Final weekly XP (after rules): 49 XP

Sun, May 3, 2026

61 XP

PAPERS (SKIM)

SepPrune proposes a differentiable pruning technique for speech separation model. After masking high computational cost layers, the model is fine-tuning on remaining parameters in 1 epoch, which recovers 86%+ performance of the original model fine-tuned on 493 epochs. The codebase of this paper isn't well documented.
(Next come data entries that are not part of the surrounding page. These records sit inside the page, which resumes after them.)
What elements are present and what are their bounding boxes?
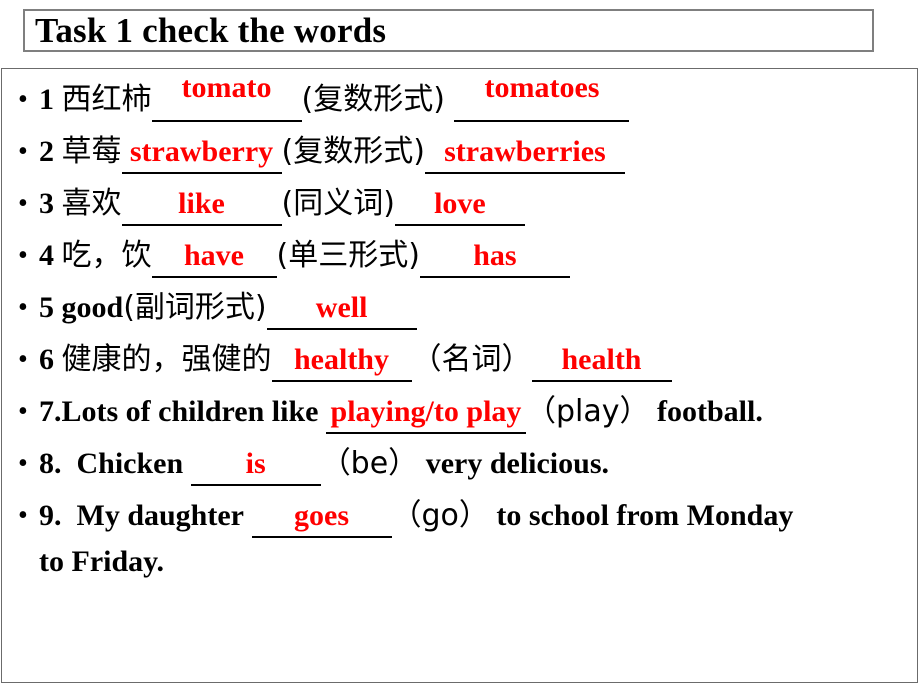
item-number: 7. <box>39 395 62 428</box>
item-3-content: 3 喜欢 like (同义词) love <box>39 181 525 227</box>
item-hint: (复数形式) <box>301 82 445 117</box>
bullet-icon: • <box>18 240 28 271</box>
item-cue: （go） <box>391 498 489 533</box>
answer-blank-3b[interactable]: love <box>394 182 525 226</box>
bullet-icon: • <box>18 84 28 115</box>
list-item: • 1 西红柿 tomato (复数形式) tomatoes <box>2 71 919 129</box>
item-prompt-cn: 草莓 <box>61 134 122 169</box>
list-item: • 6 健康的，强健的 healthy （名词） health <box>2 337 919 389</box>
sentence-after: football. <box>656 395 763 428</box>
item-number: 4 <box>39 239 54 272</box>
answer-blank-2b[interactable]: strawberries <box>424 130 625 174</box>
sentence-after: to school from Monday <box>496 499 794 532</box>
item-9-content: 9. My daughter goes （go） to school from M… <box>39 493 793 539</box>
bullet-icon: • <box>18 188 28 219</box>
bullet-icon: • <box>18 396 28 427</box>
bullet-icon: • <box>18 136 28 167</box>
item-prompt-en: good <box>61 291 124 324</box>
sentence-before: My daughter <box>76 499 245 532</box>
item-number: 5 <box>39 291 54 324</box>
item-7-content: 7.Lots of children like playing/to play （… <box>39 389 763 435</box>
item-prompt-cn: 喜欢 <box>61 186 122 221</box>
page-title: Task 1 check the words <box>35 11 387 50</box>
list-item: • 8. Chicken is （be） very delicious. <box>2 441 919 493</box>
item-number: 9. <box>39 499 62 532</box>
answer-blank-1a[interactable]: tomato <box>151 71 302 122</box>
item-hint: (复数形式) <box>281 134 425 169</box>
item-hint: (同义词) <box>281 186 395 221</box>
bullet-icon: • <box>18 500 28 531</box>
item-prompt-cn: 健康的，强健的 <box>61 342 272 377</box>
answer-blank-9[interactable]: goes <box>251 494 392 538</box>
item-8-content: 8. Chicken is （be） very delicious. <box>39 441 609 487</box>
bullet-icon: • <box>18 448 28 479</box>
item-4-content: 4 吃，饮 have (单三形式) has <box>39 233 570 279</box>
item-hint: (单三形式) <box>276 238 420 273</box>
list-item: • 5 good(副词形式) well <box>2 285 919 337</box>
answer-blank-4b[interactable]: has <box>419 234 570 278</box>
answer-blank-5[interactable]: well <box>266 286 417 330</box>
answer-blank-1b[interactable]: tomatoes <box>454 71 630 122</box>
list-item: • 3 喜欢 like (同义词) love <box>2 181 919 233</box>
item-hint: （名词） <box>411 342 532 377</box>
list-item: • 4 吃，饮 have (单三形式) has <box>2 233 919 285</box>
answer-blank-8[interactable]: is <box>190 442 321 486</box>
item-number: 1 <box>39 83 54 116</box>
answer-blank-6a[interactable]: healthy <box>271 338 412 382</box>
item-hint: (副词形式) <box>123 290 267 325</box>
answer-blank-2a[interactable]: strawberry <box>121 130 282 174</box>
slide-title-box: Task 1 check the words <box>23 9 874 52</box>
item-prompt-cn: 吃，饮 <box>61 238 152 273</box>
slide-content-box: • 1 西红柿 tomato (复数形式) tomatoes • 2 草莓 stra… <box>1 68 918 683</box>
sentence-before: Chicken <box>76 447 184 480</box>
bullet-icon: • <box>18 292 28 323</box>
list-item: • 2 草莓 strawberry (复数形式) strawberries <box>2 129 919 181</box>
item-prompt-cn: 西红柿 <box>61 82 152 117</box>
item-number: 8. <box>39 447 62 480</box>
list-item: • 7.Lots of children like playing/to pla… <box>2 389 919 441</box>
item-2-content: 2 草莓 strawberry (复数形式) strawberries <box>39 129 625 175</box>
item-1-content: 1 西红柿 tomato (复数形式) tomatoes <box>39 71 630 123</box>
item-6-content: 6 健康的，强健的 healthy （名词） health <box>39 337 672 383</box>
bullet-icon: • <box>18 344 28 375</box>
answer-blank-7[interactable]: playing/to play <box>325 390 526 434</box>
item-9-wrap-line: to Friday. <box>39 545 164 578</box>
item-number: 2 <box>39 135 54 168</box>
answer-blank-6b[interactable]: health <box>531 338 672 382</box>
answer-blank-4a[interactable]: have <box>151 234 277 278</box>
item-cue: （play） <box>525 394 650 429</box>
answer-blank-3a[interactable]: like <box>121 182 282 226</box>
sentence-before: Lots of children like <box>61 395 319 428</box>
item-number: 3 <box>39 187 54 220</box>
item-5-content: 5 good(副词形式) well <box>39 285 417 331</box>
item-cue: （be） <box>320 446 419 481</box>
sentence-after: very delicious. <box>425 447 609 480</box>
item-number: 6 <box>39 343 54 376</box>
list-item: • 9. My daughter goes （go） to school from… <box>2 493 919 597</box>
Pruning a model for 36x faster training is cool but I am not sure whether I need this technique now, I am just wondering why people who training foundational model don't use this?

EXPERIMENTS

16-bit LoRA fine-tuning on 2x data size 16-bit LoRA fine-tuning on 2x data size but removing samples where top-1 hypothesis=ground-truth to reduce bias towards top-1.
Full parametric fine-tuning of Qwen3-ASR-0.6B. Losses are crazy.

How much "noisy" is acceptable for training data? I know this would vary across models and tasks. There obviously exists papers talking about this, at this stage, I only need to have a feeling about how much noisy my data will be during planning model architecture and data preparation pipeline.

Sat, May 2, 2026

0 XP

Build cái web này hết mẹ buổi chiều.